Répressions et arrestations
Le 29 mai, soit quelques jours après la tenue de cette rencontre, Nasser Zefzafi est arrêté. Le vendredi 26 mai précédent son arrestation, le leader du Hirak avait interrompu le prêche de l’imam lors de la prière du vendredi dans une moquée d’El Hoceima, pour reprocher au prédicateur d’avoir demandé aux fidèles d’éviter la division parmi les musulmans. “Il est à la solde du makhzen (le pouvoir central, ndlr) ! Il nous accuse d’encourager la fitna alors que nos jeunes n’ont pas de quoi se nourrir !”, a-t-il crié au micro de l’imam. Recherché pendant 3 jours, Zefzafi est finalement arrêté pour “menace de la sécurité de l’État”. Plus d’une centaine de militants seront ensuite arrêtés.

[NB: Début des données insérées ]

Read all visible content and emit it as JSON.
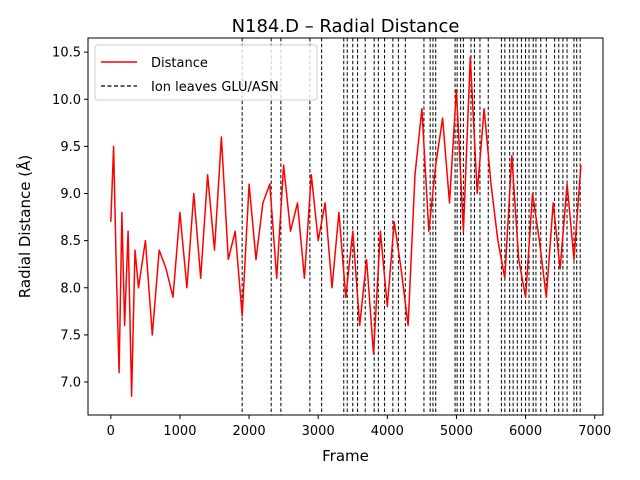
{
  "chart_data": {
    "type": "line",
    "title": "N184.D – Radial Distance",
    "xlabel": "Frame",
    "ylabel": "Radial Distance (Å)",
    "xlim": [
      -330,
      7120
    ],
    "ylim": [
      6.65,
      10.65
    ],
    "xticks": [
      0,
      1000,
      2000,
      3000,
      4000,
      5000,
      6000,
      7000
    ],
    "yticks": [
      7.0,
      7.5,
      8.0,
      8.5,
      9.0,
      9.5,
      10.0,
      10.5
    ],
    "xtick_labels": [
      "0",
      "1000",
      "2000",
      "3000",
      "4000",
      "5000",
      "6000",
      "7000"
    ],
    "ytick_labels": [
      "7.0",
      "7.5",
      "8.0",
      "8.5",
      "9.0",
      "9.5",
      "10.0",
      "10.5"
    ],
    "grid": false,
    "legend_position": "top-left",
    "series": [
      {
        "name": "Distance",
        "color": "#ff0000",
        "style": "solid",
        "x": [
          0,
          40,
          80,
          120,
          160,
          200,
          250,
          300,
          350,
          400,
          500,
          600,
          700,
          800,
          900,
          1000,
          1100,
          1200,
          1300,
          1400,
          1500,
          1600,
          1700,
          1800,
          1900,
          2000,
          2100,
          2200,
          2300,
          2400,
          2500,
          2600,
          2700,
          2800,
          2900,
          3000,
          3100,
          3200,
          3300,
          3400,
          3500,
          3600,
          3700,
          3800,
          3900,
          4000,
          4100,
          4200,
          4300,
          4400,
          4500,
          4600,
          4700,
          4800,
          4900,
          5000,
          5100,
          5200,
          5300,
          5400,
          5500,
          5600,
          5700,
          5800,
          5900,
          6000,
          6100,
          6200,
          6300,
          6400,
          6500,
          6600,
          6700,
          6800
        ],
        "y": [
          8.7,
          9.5,
          8.2,
          7.1,
          8.8,
          7.6,
          8.6,
          6.85,
          8.4,
          8.0,
          8.5,
          7.5,
          8.4,
          8.2,
          7.9,
          8.8,
          8.0,
          9.0,
          8.1,
          9.2,
          8.4,
          9.6,
          8.3,
          8.6,
          7.7,
          9.1,
          8.3,
          8.9,
          9.1,
          8.1,
          9.3,
          8.6,
          8.9,
          8.1,
          9.2,
          8.5,
          8.9,
          8.0,
          8.8,
          7.9,
          8.6,
          7.6,
          8.3,
          7.3,
          8.6,
          7.8,
          8.7,
          8.2,
          7.6,
          9.2,
          9.9,
          8.6,
          9.3,
          9.8,
          8.9,
          10.1,
          8.6,
          10.45,
          9.0,
          9.9,
          9.1,
          8.5,
          8.1,
          9.4,
          8.3,
          7.9,
          9.0,
          8.5,
          7.9,
          8.9,
          8.2,
          9.1,
          8.3,
          9.3
        ]
      },
      {
        "name": "Ion leaves GLU/ASN",
        "color": "#000000",
        "style": "dashed",
        "x": [
          1900,
          2320,
          2460,
          2880,
          3050,
          3370,
          3420,
          3500,
          3570,
          3680,
          3810,
          3870,
          3960,
          4080,
          4160,
          4260,
          4530,
          4620,
          4660,
          4700,
          4980,
          5010,
          5060,
          5100,
          5210,
          5260,
          5340,
          5460,
          5650,
          5700,
          5770,
          5820,
          5880,
          5940,
          6000,
          6050,
          6110,
          6150,
          6220,
          6300,
          6420,
          6480,
          6540,
          6600,
          6700,
          6740,
          6790
        ]
      }
    ]
  }
}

Le 11 juin, des dizaines de milliers de personnes manifestent à Rabar en soutien au Hirak exhortant les autorités à libérer ses prisonniers. Le 25 juin, lors d’un conseil des ministres, le roi Mohammed VI a ordonné l’ouverture d’une enquête sur la non-réalisation des projets programmés dans le cadre du plan “El Hoceima Manarate Al Moutawassite”, afin de déterminer les responsabilités et la soumission d’un rapport dans les plus bref délai. Pendant ce temps, les manifestations se poursuivent. Le lendemain, soit le jour du Aid El Fitr, un gigantesque rassemblement organisé dans le but de demander la libération immédiate des prisonniers est brutalement réprimée. La marche du million de participants prévue le 20 juillet est interdite et toutes les tentatives de regroupement sont à nouveau réprimés, causant de graves blessés et un mort.
Résultat, le Roi a démis trois ministres de leurs fonctions. La presse évoque un “séisme politique”. Quelques 410 militants du Hirak sont actuellement en prison dont plusieurs mineurs. Certains ont écopé de peines allant jusqu’à 20 ans d’emprisonnement.
Le Hirak a été outrageusement exploité par des hommes politiques pour régler leurs comptes. Ainsi Me Isaac Chariaa — l’un des avocats de Nasser Zefzafi — est accusé de comploter contre le Palais par Ilyas El Omari, secrétaire général du Parti authenticité et modernité (PAM) et président de la région Tanger-El Hoceima-Tétouan. Ce que le chef du Hirak a fermement nié.
Le procès de Nasser Zefzafi, qui n’a pas encore eu lieu, sera l’ultime épreuve de force entre le pouvoir et le Hirak. Et personne aujourd’hui ne peut vraiment prévoir l’issue de cette longue crise.